Performance of Outstanding Service to the Club and Community

These are the requirements for receipt of this award:

  1. Be formally inducted into the Club.

  2. Attend a member orientation meeting.

  3. Serve as a greeter for five Club meetings or functions.

  4. Serve as a committee member.

  5. Attend Club meetings (Perfect attendance is not a requirement)

  6. Work on any Club project or projects for 20 hours.

  7. Attend a Club Board of Directors Meeting.

  8. Attend another Sertoma Club meeting.

  9. Attend a District Conference, Regional or International Convention, or LEAD Program.

  10. Sponsor a new Member in your club or any Sertoma Club.

    The above requirements need to be completed during the first twelve months of membership in your Sertoma Club. All of these will help new members to become more involved in club activities and to get to know other members of the club. A sign up sheet for greeter's is located on the Sergeant At Arms table where you pick up your badges. If you have questions on this or any of the incentives contact me or your sponsor for answers. If you are also working toward a Perfect Attendance Award, meetings can be made up by attending a Board of Directors Meeting or Attending another Club meeting in advance or after the missed meeting.

Bruce Shove

Footprints

Dr.

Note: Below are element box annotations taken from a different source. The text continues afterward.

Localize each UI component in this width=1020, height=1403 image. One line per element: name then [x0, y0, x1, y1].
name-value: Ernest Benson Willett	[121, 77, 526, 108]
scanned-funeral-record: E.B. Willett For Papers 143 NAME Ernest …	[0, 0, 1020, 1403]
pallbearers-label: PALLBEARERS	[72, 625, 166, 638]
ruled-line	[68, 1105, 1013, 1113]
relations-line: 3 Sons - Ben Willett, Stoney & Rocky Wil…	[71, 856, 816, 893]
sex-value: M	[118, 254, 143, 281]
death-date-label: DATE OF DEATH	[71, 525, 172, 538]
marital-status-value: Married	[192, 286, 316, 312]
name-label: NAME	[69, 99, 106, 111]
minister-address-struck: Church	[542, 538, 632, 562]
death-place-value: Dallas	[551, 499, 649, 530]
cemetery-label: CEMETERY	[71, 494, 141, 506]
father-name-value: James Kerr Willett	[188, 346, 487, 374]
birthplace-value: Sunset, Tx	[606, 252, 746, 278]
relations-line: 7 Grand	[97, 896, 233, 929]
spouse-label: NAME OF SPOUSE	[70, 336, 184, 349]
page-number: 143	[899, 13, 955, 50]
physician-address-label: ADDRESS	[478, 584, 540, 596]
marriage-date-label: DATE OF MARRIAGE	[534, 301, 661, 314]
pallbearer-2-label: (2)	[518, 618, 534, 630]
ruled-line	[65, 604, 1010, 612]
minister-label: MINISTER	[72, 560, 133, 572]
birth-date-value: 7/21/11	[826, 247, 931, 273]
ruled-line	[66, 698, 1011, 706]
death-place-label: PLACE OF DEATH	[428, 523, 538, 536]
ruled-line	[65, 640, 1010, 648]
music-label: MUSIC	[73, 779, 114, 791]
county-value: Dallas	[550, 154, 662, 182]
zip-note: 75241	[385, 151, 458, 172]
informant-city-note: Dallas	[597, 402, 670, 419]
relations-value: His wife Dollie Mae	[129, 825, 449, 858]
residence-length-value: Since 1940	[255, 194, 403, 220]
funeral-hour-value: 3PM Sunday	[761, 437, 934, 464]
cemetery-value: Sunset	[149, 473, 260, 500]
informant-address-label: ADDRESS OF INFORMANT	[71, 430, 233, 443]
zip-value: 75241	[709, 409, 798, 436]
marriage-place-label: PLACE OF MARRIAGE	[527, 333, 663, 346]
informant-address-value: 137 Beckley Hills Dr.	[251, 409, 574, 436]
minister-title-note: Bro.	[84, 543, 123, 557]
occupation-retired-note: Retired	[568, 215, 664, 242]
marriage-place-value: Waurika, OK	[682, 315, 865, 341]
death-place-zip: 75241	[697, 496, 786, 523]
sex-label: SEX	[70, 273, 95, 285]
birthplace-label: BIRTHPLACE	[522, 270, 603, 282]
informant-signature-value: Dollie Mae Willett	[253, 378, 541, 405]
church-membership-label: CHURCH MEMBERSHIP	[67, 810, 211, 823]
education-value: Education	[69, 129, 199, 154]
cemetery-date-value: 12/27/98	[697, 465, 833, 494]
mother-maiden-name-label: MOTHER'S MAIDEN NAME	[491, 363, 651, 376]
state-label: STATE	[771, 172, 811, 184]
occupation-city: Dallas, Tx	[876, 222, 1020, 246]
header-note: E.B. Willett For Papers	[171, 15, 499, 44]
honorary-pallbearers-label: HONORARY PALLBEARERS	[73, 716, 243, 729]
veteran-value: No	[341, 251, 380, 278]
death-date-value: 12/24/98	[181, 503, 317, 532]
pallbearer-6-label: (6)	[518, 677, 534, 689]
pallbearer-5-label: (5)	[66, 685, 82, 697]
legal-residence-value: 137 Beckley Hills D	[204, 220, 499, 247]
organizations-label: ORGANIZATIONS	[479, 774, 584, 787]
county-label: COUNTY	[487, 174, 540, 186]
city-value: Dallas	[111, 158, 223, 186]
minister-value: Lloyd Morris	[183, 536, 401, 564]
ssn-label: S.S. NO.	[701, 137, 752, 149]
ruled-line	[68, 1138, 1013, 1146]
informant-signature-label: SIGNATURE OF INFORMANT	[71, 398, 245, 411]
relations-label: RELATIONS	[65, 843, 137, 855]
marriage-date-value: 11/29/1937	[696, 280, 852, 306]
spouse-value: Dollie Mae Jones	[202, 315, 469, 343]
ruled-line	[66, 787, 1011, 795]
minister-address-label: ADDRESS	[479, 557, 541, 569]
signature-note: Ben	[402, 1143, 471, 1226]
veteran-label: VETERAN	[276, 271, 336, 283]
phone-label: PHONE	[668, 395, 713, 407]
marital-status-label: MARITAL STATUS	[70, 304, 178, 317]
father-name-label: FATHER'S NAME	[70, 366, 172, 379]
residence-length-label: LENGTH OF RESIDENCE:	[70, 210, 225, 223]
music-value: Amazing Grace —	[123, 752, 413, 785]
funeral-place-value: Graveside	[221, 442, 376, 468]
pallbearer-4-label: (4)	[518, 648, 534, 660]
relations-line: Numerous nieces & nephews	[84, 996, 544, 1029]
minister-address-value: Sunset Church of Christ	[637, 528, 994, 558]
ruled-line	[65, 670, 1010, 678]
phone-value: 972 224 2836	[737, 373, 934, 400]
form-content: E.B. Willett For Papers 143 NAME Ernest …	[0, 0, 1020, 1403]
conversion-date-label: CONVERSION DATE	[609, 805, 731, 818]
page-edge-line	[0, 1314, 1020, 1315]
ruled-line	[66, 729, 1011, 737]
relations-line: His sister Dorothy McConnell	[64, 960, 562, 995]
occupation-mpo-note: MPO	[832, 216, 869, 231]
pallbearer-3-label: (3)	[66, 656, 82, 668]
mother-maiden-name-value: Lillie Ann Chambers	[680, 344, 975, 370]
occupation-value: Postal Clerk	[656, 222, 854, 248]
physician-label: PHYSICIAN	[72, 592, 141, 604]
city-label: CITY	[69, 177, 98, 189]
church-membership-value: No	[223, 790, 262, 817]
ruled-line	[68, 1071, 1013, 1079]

Muriel O’Tuel is the author of Footprings on the Heart, The Caring Path to Prosperity.  Reflections on this book, after having read it, caused me to think of SERTOMA and what we do for this community.  Certainly, we leave our footprints on the small community of Round Rock, Texas.  As we read the Sponsorship report we can see the evidence of success in the stories told each month.  Our footprints continue to be seen out there among those less fortunate or in need of our help.  We do not hesitate to be compassionate and giving.

To emphasize her thoughts and experiences in successful caring she tells many stories, each with its own importance to a person or a place.  You have heard the story about the man walking along the beach where there were hundreds of starfish, picking them up and flinging them back into the ocean.  A young man jogging on the beach told the man he was wasting his time and that he couldn’t save them all and what difference did it make anyway.  The old man picked up another starfish and sailed it back into the surf and said, “I bet it made a difference to that one.”

We don’t always know when our caring, compassionate kindness makes a difference.  We sometimes do know, for example, when the hearing challenged hear for the first time as we helped a child do this year.  From O’Tuel’s writing you can read stories about those who made a difference:

bullet Perspective of the Whole - General Motors
bullet Nuclear Power - The Welder Who Thought
bullet Writing for freedom – Harriet Beecher Stowe
bullet Joy through Volunteerism
bullet Caring as a Career

It truly is not one person in our club doing good deeds, but the sum of the total of our membership.  The leadership we have will continue to flourish, continue to give, continue to influence all of us to care and serve. We have looked at the Golden Rule and live it.  We are making a difference in this world in our SERvice TO MANkind.